Kapil Dev to bring home ashes of Pooran Singh after 63 years

July 24, 2010 02:09 am | Updated 03:40 am IST - NEW DELHI

Legendary cricketer Kapil Dev will receive the ashes of Indian immigrant Pooran Singh in Australia for relocation to his homeland 63 years after he died.

According to the Australian High Commission here, on June 24, a radio programme on June 24 revealed the story of Pooran Singh. In 1899, as a 30-year-old he left his family in Bilga, a village in Punjab, to go to Australia.

He worked as a hawker, selling goods from his horse-drawn wagon, travelling from one country town to the other.

He spent the remaining 47 years of his life in Victoria, dying in 1947 in Warrnambool, aged 77, single and childless.
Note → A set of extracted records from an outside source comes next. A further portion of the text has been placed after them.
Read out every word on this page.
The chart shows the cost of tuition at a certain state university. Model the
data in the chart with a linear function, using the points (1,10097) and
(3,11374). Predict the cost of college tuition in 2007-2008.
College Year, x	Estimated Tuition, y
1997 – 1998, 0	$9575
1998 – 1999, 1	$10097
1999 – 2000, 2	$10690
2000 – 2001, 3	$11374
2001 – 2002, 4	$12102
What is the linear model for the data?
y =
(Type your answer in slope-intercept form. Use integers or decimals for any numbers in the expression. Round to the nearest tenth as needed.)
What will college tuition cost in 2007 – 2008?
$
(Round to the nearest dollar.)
He left instructions to be cremated, and so a funeral home sent his body to Melbourne, the only crematorium in Victoria at that time. His ashes, contained in a plastic cylinder were mailed back to the funeral home.

As Pooran's last wish was that his ashes be returned to India and immersed in the Ganges, the funeral home kept them for 63 years in case family members came to claim them.

In the late 1980s a trust kept the ashes in a niche on its cemetery wall. Alice Guyett-Wood, the daughter of the funeral home owner told the radio show that her father Jack Guyett, who died in 1986, had expressed regret that Pooran's wish had been unfulfilled.

As well as being broadcast on radio this moving story was published in an Indian newspaper on June 25 attracting the interest of Kapil Dev who expressed his willingness to travel to Australia to collect the ashes and return them to the family.

Pooran's relatives were traced to Uppal Bhopa, a village in Punjab, where they still live in the house that was built with the money Pooran bequeathed to them.

The house in the village still bears the inscription “Pooran Singh [brother of Sultani Ram] of Australia.”

The story was picked up in England where Harmel Uppal, one of Pooran Singh's great-nephews, lives.

This week Kapil and Uppal will travel to Australia to receive Pooran's ashes.

Since the story was first broadcast many locals have come forward with personal memories of Pooran Singh. His photographs and even his horse wagon have been found, fully preserved.